2. A different mindset of data privacy and cyber security in Europe
Another difference between the European and the U.S. market is a perception about data privacy. While Americans seem to be less concerned with giving banking data and the like to third parties, Europeans still feel uncomfortable sharing any private data. When Facebook made its jump to Europe, one was regularly exhorted to not share private photos on Facebook or put anything out there that could possible give any clues on personal habits, displeasing their future employers.
This belief seems to be so deeply anchored in their minds that it still makes Europeans think twice before sharing anything online. In my past projects with some of the largest companies in Europe, one of the first question posed was about data privacy. No matter which industry, no matter what kind of chatbot, data privacy is one of the first issues addressed when speaking about A.I. and chatbots on those projects.
3. Failures of A.I. are more prominent than the success stories
Furthermore, the media in Europe is not getting tired of reminding the readers of how Microsoft’s experiment with the Tay chatbot went terribly wrong. Rather than acknowledging the technical limits and emphasizing the many benefits of chatbots for businesses — such as reducing costs, time, and complexity through automated conversations with customers — Europeans are more often confronted with all of the failures that the chatbots and A.I. industry has experienced. That can include Tay, Tesla’s self-driving car accidents, or how impersonal some chatbots currently are.
Other challenges for Europe’s startups
All in all, the aforementioned fears and doubts about A.I. boil down to great market uncertainties that heavily influence the startup scene in Europe.
The success of startups trying to commercialize new technologies is dependent on several factors that Europe does not seem to offer.
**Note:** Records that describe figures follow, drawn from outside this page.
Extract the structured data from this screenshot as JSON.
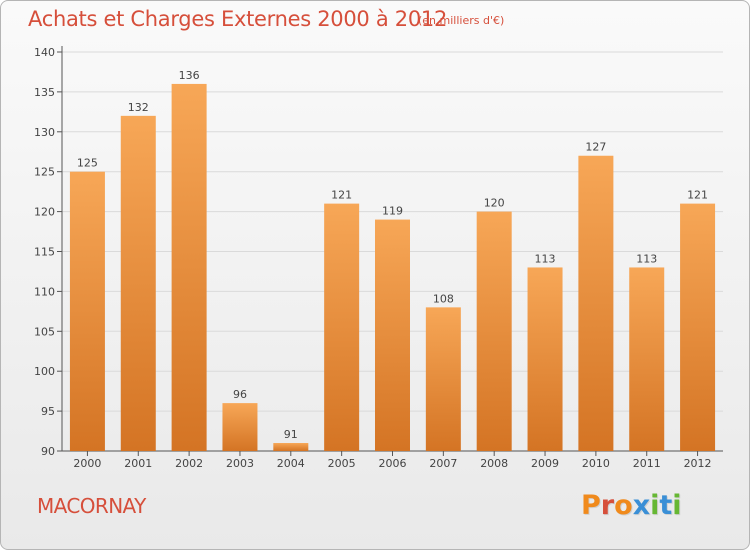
{
  "header": {
    "title": "Achats et Charges Externes 2000 à 2012",
    "subtitle": "(en milliers d'€)"
  },
  "footer": {
    "commune": "MACORNAY",
    "logo_text": "Proxiti"
  },
  "colors": {
    "title": "#d64f3b",
    "bar_top": "#f7a757",
    "bar_bottom": "#d47424",
    "logo": [
      "#f08a1c",
      "#d64f3b",
      "#f08a1c",
      "#3a8fd6",
      "#66b733",
      "#3a8fd6",
      "#66b733"
    ]
  },
  "chart_data": {
    "type": "bar",
    "title": "Achats et Charges Externes 2000 à 2012",
    "subtitle": "(en milliers d'€)",
    "xlabel": "",
    "ylabel": "",
    "categories": [
      "2000",
      "2001",
      "2002",
      "2003",
      "2004",
      "2005",
      "2006",
      "2007",
      "2008",
      "2009",
      "2010",
      "2011",
      "2012"
    ],
    "values": [
      125,
      132,
      136,
      96,
      91,
      121,
      119,
      108,
      120,
      113,
      127,
      113,
      121
    ],
    "ylim": [
      90,
      140
    ],
    "yticks": [
      90,
      95,
      100,
      105,
      110,
      115,
      120,
      125,
      130,
      135,
      140
    ],
    "grid": true,
    "legend": "none"
  }
}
On the one hand, European startups need first-movers and innovative businesses for experimentation purposes and for building prototypes, since a common pitfall of large companies is late adoption of new technologies. On the other hand, such startups also need positive media coverage to provide traction for the second wave of innovators and potential adopters. But arguably most importantly, these startups are crucially dependent on financial backing from investors to bring their startup to the next level. If they do not receive their resources quickly enough, they are very likely to move their business to the U.S.
When taking part in a recent panel discussion about A.I. in Cologne, Christoph Auer-Welsbach of IBM’s Watson Partner Innovation program for Europe, supported this statement, saying that it is essential for European investors to fund those startups early in order to avoid them emigrating into the U.S. market. According to him, this would be a shame, since Europe houses some of the strongest and most talented machine learning developers in the world.
With all these challenges, only the smartest and most innovative companies have taken the leap and started implementing chatbots into their business. These companies say that even though the technology is new and it is difficult to predict the market, the trend of automation is inevitable and essential for a positive development of their future business.